My mission is to try to try to lift some of the weight I've carried throughout my life. I need to remember a childhood I've worked so hard to forget. I desperately want to stop waiting for death so I don't have to feel anymore or almost burst into tears for no reason. Youth has it's benefits your younger,faster,stronger and dumber(ok by dumber I mean ignorant). Now I'm older,slower,not weaker but definitely more aware. Today it seams to be harder to forget my past and stuff my feelings but at 18 it was easy cause I never thought I'd see 37. Lets clarify something I'M NOT SUICIDAL so if anyone thought that I'm not now nor have I ever been.

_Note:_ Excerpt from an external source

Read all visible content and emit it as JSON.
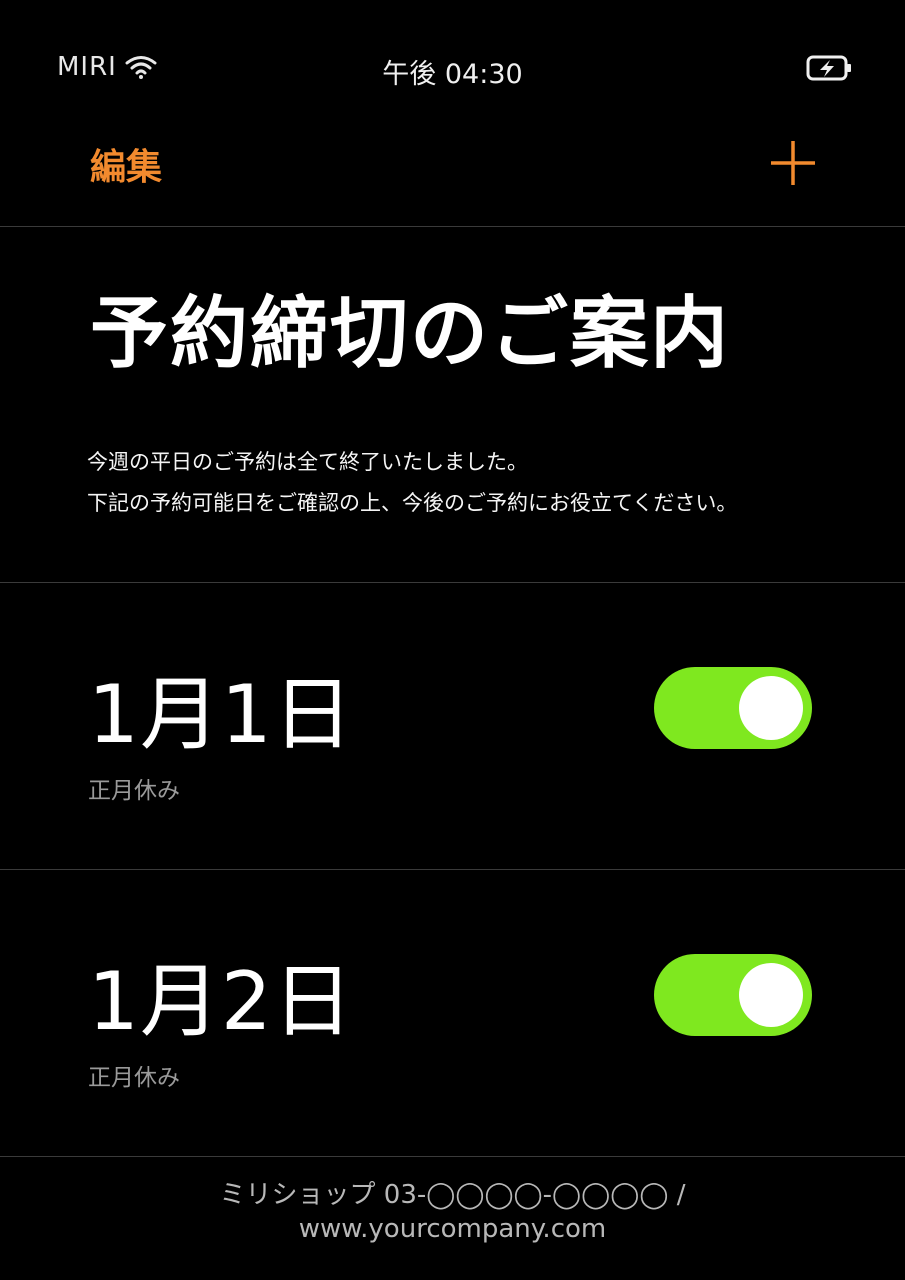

Suicide to me is quiting or giving up and I can't quit or give up on anything sometimes that works against me cause I feel to stop is giving up and letting myself down. I'm a very private person/closed person who doesn't talk about feeling or pain or even what hurts physically and emotional. I was raised that you don't show your emotions ever cause when you do that can be used against you. You don't let people in then nobody can hurt you. Crying is a sign of weakness you don't cry if you do you got hit "if you want something to cry about then here's something to cry about" I know those words all to well. That's part of what I tried to forget it still brings tears to my eyes thinking about it. Thats enough remembering for now. I took a step today it wasn't a big step but it was a step.